In large samples, we can use RVE to construct hypothesis tests.

• For testing a single meta-regression coefficient, the z statistic $$\left(\frac{\text{estimate}}{\text{robust SE}}\right)$$ follows a standard normal distribution if $$m$$ is "big enough."
• Tipton (in press) devised small-sample corrections for t-tests. These corrections involve two parts:
• Adjustments to the robust variance estimator
• Estimated degrees of freedom for the t-distribution (using a Satterthwaite approximation)
• These degrees of freedom differ for each covariate in the model.

## Tests of multiple meta-regression coefficients

• Meta-analysts will often need to test hypotheses involving more than one meta-regression coefficient.
• Test equality of several levels of a moderator
• Test of overall model fit
• For simulatenously testing several meta-regression coefficients, one can use a Wald statistic $Q = \left(\text{estimates}\right)' \left(\text{RVE matrix}'\right)^{-1} \left(\text{estimates}\right)$
• In large samples, we would expect $$Q$$ to follow a chi-squared distribution with $$q$$ degrees of freedom.
• Simulation results suggest that this test can have severely inflated Type I error.

## Small sample F-tests

We follow a two-part strategy for constructing small-sample tests:

• Adjustments to the robust variance estimator
• based on McCaffrey, Bell, & Botts' (2001) "bias-reduced linearization" approach.
• Estimated degrees of freedom for the F-distribution
• but how to estimate these degrees of freedom?
• Drawing on extant literature, we investigated a wide variety of possible corrections.
• Fai-Cornelius (1996): mixed models
• Cai-Hayes (2008): heteroskedasticity robust standard errors
• Zhang (2012, 2013): heteroskedastic ANOVA/MANOVA
• Pan-Wall (2002): generalized estimating equations

## The Winner: $$T^2_Z$$

• The paper provides results for five different corrections. Here, however, we'll focus on only the one that works best.
• The $$T^2_Z$$ approach $c \times Q/q \sim F(q, df)$ where $$df$$ is estimated by matching the mean and total variance of the RVE matrix.
• The $$T^2_Z$$ is best in two regards
• It is (almost) always level-alpha
• It is more powerful than any of the other level-alpha estimators (i.e., always has error rates closer to nominal)
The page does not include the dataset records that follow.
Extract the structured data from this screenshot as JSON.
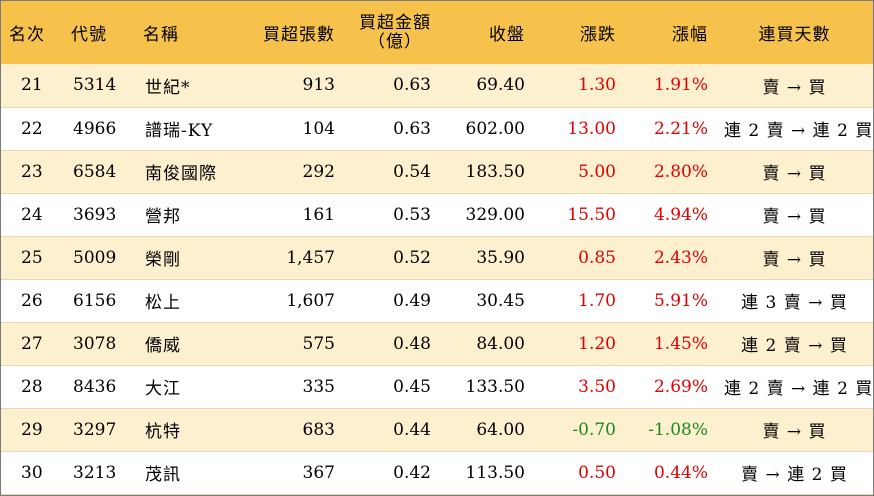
{
  "headers": {
    "rank": "名次",
    "code": "代號",
    "name": "名稱",
    "lots": "買超張數",
    "amount_line1": "買超金額",
    "amount_line2": "（億）",
    "close": "收盤",
    "change": "漲跌",
    "pct": "漲幅",
    "days": "連買天數"
  },
  "colors": {
    "header_bg": "#f7c24b",
    "stripe_bg": "#fdf0cf",
    "up": "#e00000",
    "down": "#1a8a1a"
  },
  "rows": [
    {
      "rank": "21",
      "code": "5314",
      "name": "世紀*",
      "lots": "913",
      "amount": "0.63",
      "close": "69.40",
      "change": "1.30",
      "pct": "1.91%",
      "days": "賣 → 買",
      "dir": "up"
    },
    {
      "rank": "22",
      "code": "4966",
      "name": "譜瑞-KY",
      "lots": "104",
      "amount": "0.63",
      "close": "602.00",
      "change": "13.00",
      "pct": "2.21%",
      "days": "連 2 賣 → 連 2 買",
      "dir": "up"
    },
    {
      "rank": "23",
      "code": "6584",
      "name": "南俊國際",
      "lots": "292",
      "amount": "0.54",
      "close": "183.50",
      "change": "5.00",
      "pct": "2.80%",
      "days": "賣 → 買",
      "dir": "up"
    },
    {
      "rank": "24",
      "code": "3693",
      "name": "營邦",
      "lots": "161",
      "amount": "0.53",
      "close": "329.00",
      "change": "15.50",
      "pct": "4.94%",
      "days": "賣 → 買",
      "dir": "up"
    },
    {
      "rank": "25",
      "code": "5009",
      "name": "榮剛",
      "lots": "1,457",
      "amount": "0.52",
      "close": "35.90",
      "change": "0.85",
      "pct": "2.43%",
      "days": "賣 → 買",
      "dir": "up"
    },
    {
      "rank": "26",
      "code": "6156",
      "name": "松上",
      "lots": "1,607",
      "amount": "0.49",
      "close": "30.45",
      "change": "1.70",
      "pct": "5.91%",
      "days": "連 3 賣 → 買",
      "dir": "up"
    },
    {
      "rank": "27",
      "code": "3078",
      "name": "僑威",
      "lots": "575",
      "amount": "0.48",
      "close": "84.00",
      "change": "1.20",
      "pct": "1.45%",
      "days": "連 2 賣 → 買",
      "dir": "up"
    },
    {
      "rank": "28",
      "code": "8436",
      "name": "大江",
      "lots": "335",
      "amount": "0.45",
      "close": "133.50",
      "change": "3.50",
      "pct": "2.69%",
      "days": "連 2 賣 → 連 2 買",
      "dir": "up"
    },
    {
      "rank": "29",
      "code": "3297",
      "name": "杭特",
      "lots": "683",
      "amount": "0.44",
      "close": "64.00",
      "change": "-0.70",
      "pct": "-1.08%",
      "days": "賣 → 買",
      "dir": "down"
    },
    {
      "rank": "30",
      "code": "3213",
      "name": "茂訊",
      "lots": "367",
      "amount": "0.42",
      "close": "113.50",
      "change": "0.50",
      "pct": "0.44%",
      "days": "賣 → 連 2 買",
      "dir": "up"
    }
  ]
}
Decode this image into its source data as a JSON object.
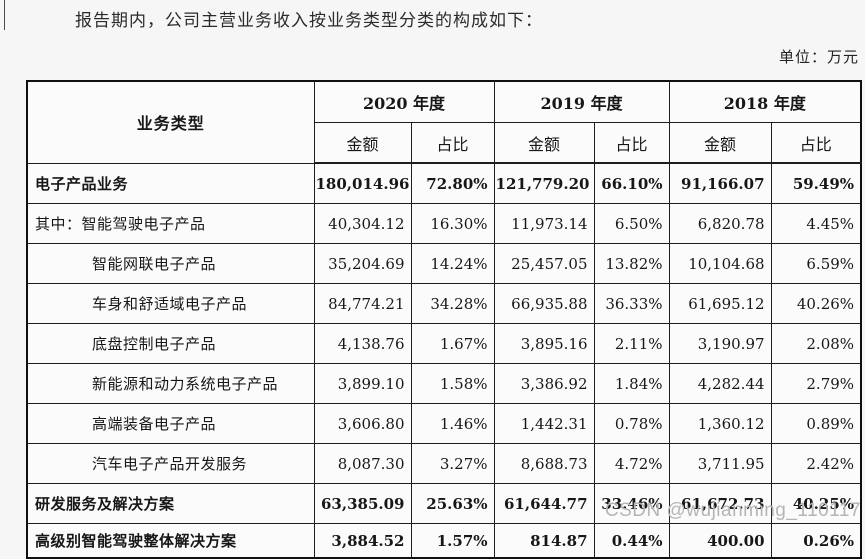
{
  "page": {
    "intro": "报告期内，公司主营业务收入按业务类型分类的构成如下：",
    "unit_label": "单位：万元",
    "watermark": "CSDN @wujianming_110117"
  },
  "table": {
    "header": {
      "col_business_type": "业务类型",
      "year_groups": [
        "2020 年度",
        "2019 年度",
        "2018 年度"
      ],
      "sub_amount": "金额",
      "sub_ratio": "占比"
    },
    "rows": [
      {
        "label": "电子产品业务",
        "bold": true,
        "indent": 0,
        "values": [
          "180,014.96",
          "72.80%",
          "121,779.20",
          "66.10%",
          "91,166.07",
          "59.49%"
        ]
      },
      {
        "label": "其中：智能驾驶电子产品",
        "bold": false,
        "indent": 0,
        "values": [
          "40,304.12",
          "16.30%",
          "11,973.14",
          "6.50%",
          "6,820.78",
          "4.45%"
        ]
      },
      {
        "label": "智能网联电子产品",
        "bold": false,
        "indent": 1,
        "values": [
          "35,204.69",
          "14.24%",
          "25,457.05",
          "13.82%",
          "10,104.68",
          "6.59%"
        ]
      },
      {
        "label": "车身和舒适域电子产品",
        "bold": false,
        "indent": 1,
        "values": [
          "84,774.21",
          "34.28%",
          "66,935.88",
          "36.33%",
          "61,695.12",
          "40.26%"
        ]
      },
      {
        "label": "底盘控制电子产品",
        "bold": false,
        "indent": 1,
        "values": [
          "4,138.76",
          "1.67%",
          "3,895.16",
          "2.11%",
          "3,190.97",
          "2.08%"
        ]
      },
      {
        "label": "新能源和动力系统电子产品",
        "bold": false,
        "indent": 1,
        "values": [
          "3,899.10",
          "1.58%",
          "3,386.92",
          "1.84%",
          "4,282.44",
          "2.79%"
        ]
      },
      {
        "label": "高端装备电子产品",
        "bold": false,
        "indent": 1,
        "values": [
          "3,606.80",
          "1.46%",
          "1,442.31",
          "0.78%",
          "1,360.12",
          "0.89%"
        ]
      },
      {
        "label": "汽车电子产品开发服务",
        "bold": false,
        "indent": 1,
        "values": [
          "8,087.30",
          "3.27%",
          "8,688.73",
          "4.72%",
          "3,711.95",
          "2.42%"
        ]
      },
      {
        "label": "研发服务及解决方案",
        "bold": true,
        "indent": 0,
        "values": [
          "63,385.09",
          "25.63%",
          "61,644.77",
          "33.46%",
          "61,672.73",
          "40.25%"
        ]
      },
      {
        "label": "高级别智能驾驶整体解决方案",
        "bold": true,
        "indent": 0,
        "values": [
          "3,884.52",
          "1.57%",
          "814.87",
          "0.44%",
          "400.00",
          "0.26%"
        ]
      }
    ]
  }
}
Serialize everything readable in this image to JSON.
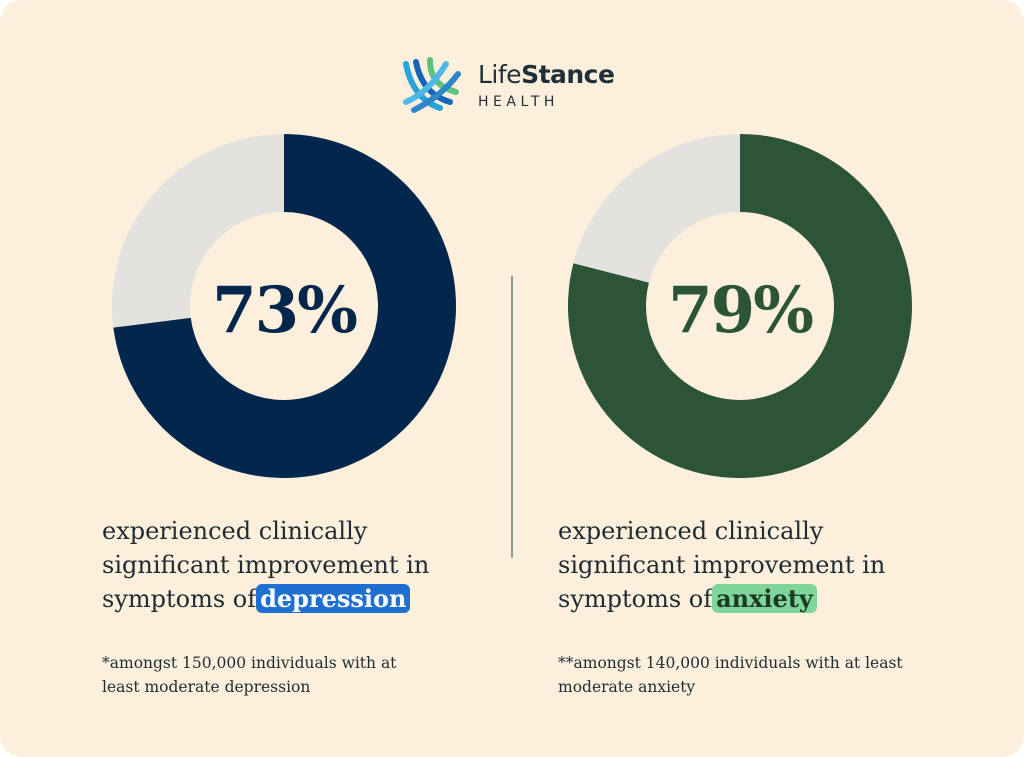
{
  "brand": {
    "name_part1": "Life",
    "name_part2": "Stance",
    "sub": "HEALTH"
  },
  "chart_data": [
    {
      "type": "pie",
      "variant": "donut",
      "value": 73,
      "label": "73%",
      "colors": {
        "value": "#03264C",
        "remainder": "#E3E2DF"
      }
    },
    {
      "type": "pie",
      "variant": "donut",
      "value": 79,
      "label": "79%",
      "colors": {
        "value": "#2C5538",
        "remainder": "#E3E2DF"
      }
    }
  ],
  "left": {
    "caption_line1": "experienced clinically",
    "caption_line2": "significant improvement in",
    "caption_line3_prefix": "symptoms of",
    "highlight": "depression",
    "footnote_line1": "*amongst 150,000 individuals with at",
    "footnote_line2": "least moderate depression"
  },
  "right": {
    "caption_line1": "experienced clinically",
    "caption_line2": "significant improvement in",
    "caption_line3_prefix": "symptoms of",
    "highlight": "anxiety",
    "footnote_line1": "**amongst 140,000 individuals with at least",
    "footnote_line2": "moderate anxiety"
  },
  "colors": {
    "background": "#FCEFDC",
    "navy": "#03264C",
    "green": "#2C5538",
    "highlight_blue": "#1F6FD0",
    "highlight_green": "#7ED69A"
  }
}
## Example: Wilson et al. (2011)

• Wilson, Lipsey, Tanner-Smith, Huang, & Steinka-Fry (2011) synthesis of effects of dropout prevention/intervention programs.
• Primary outcomes: school completion, school dropout
• $$m = 152$$ studies, containing 385 effect size estimates
• Meta-regression model including several categorical moderators
Moderator q Chi-sq p-value T-squared Z d.f. p-value
Study design 2 0.23 0.796 0.22 43 0.800
Outcome measure 3 0.91 0.436 0.84 22 0.488
Evaluator independence 3 3.11 0.029 2.78 17 0.073
Implementation quality 2 14.15 <0.001 13.78 37 <0.001
Program format 3 3.85 0.011 3.65 38 0.021

## Conclusions and future work

• Like Tipton (in press) found with the small-sample t-test…
• The performance of the large-sample test depends on features of the covariates, not just sample size.
• Consequently, it is hard to know a priori what constitutes a "big enough" sample.
• We therefore recommend that small-sample corrections should always be used in practice.
• We provide prototype software in R (upon request), and are working on implementing it fully into the robumeta R package and Stata macro and the metafor R package (Viechtbauer, 2010).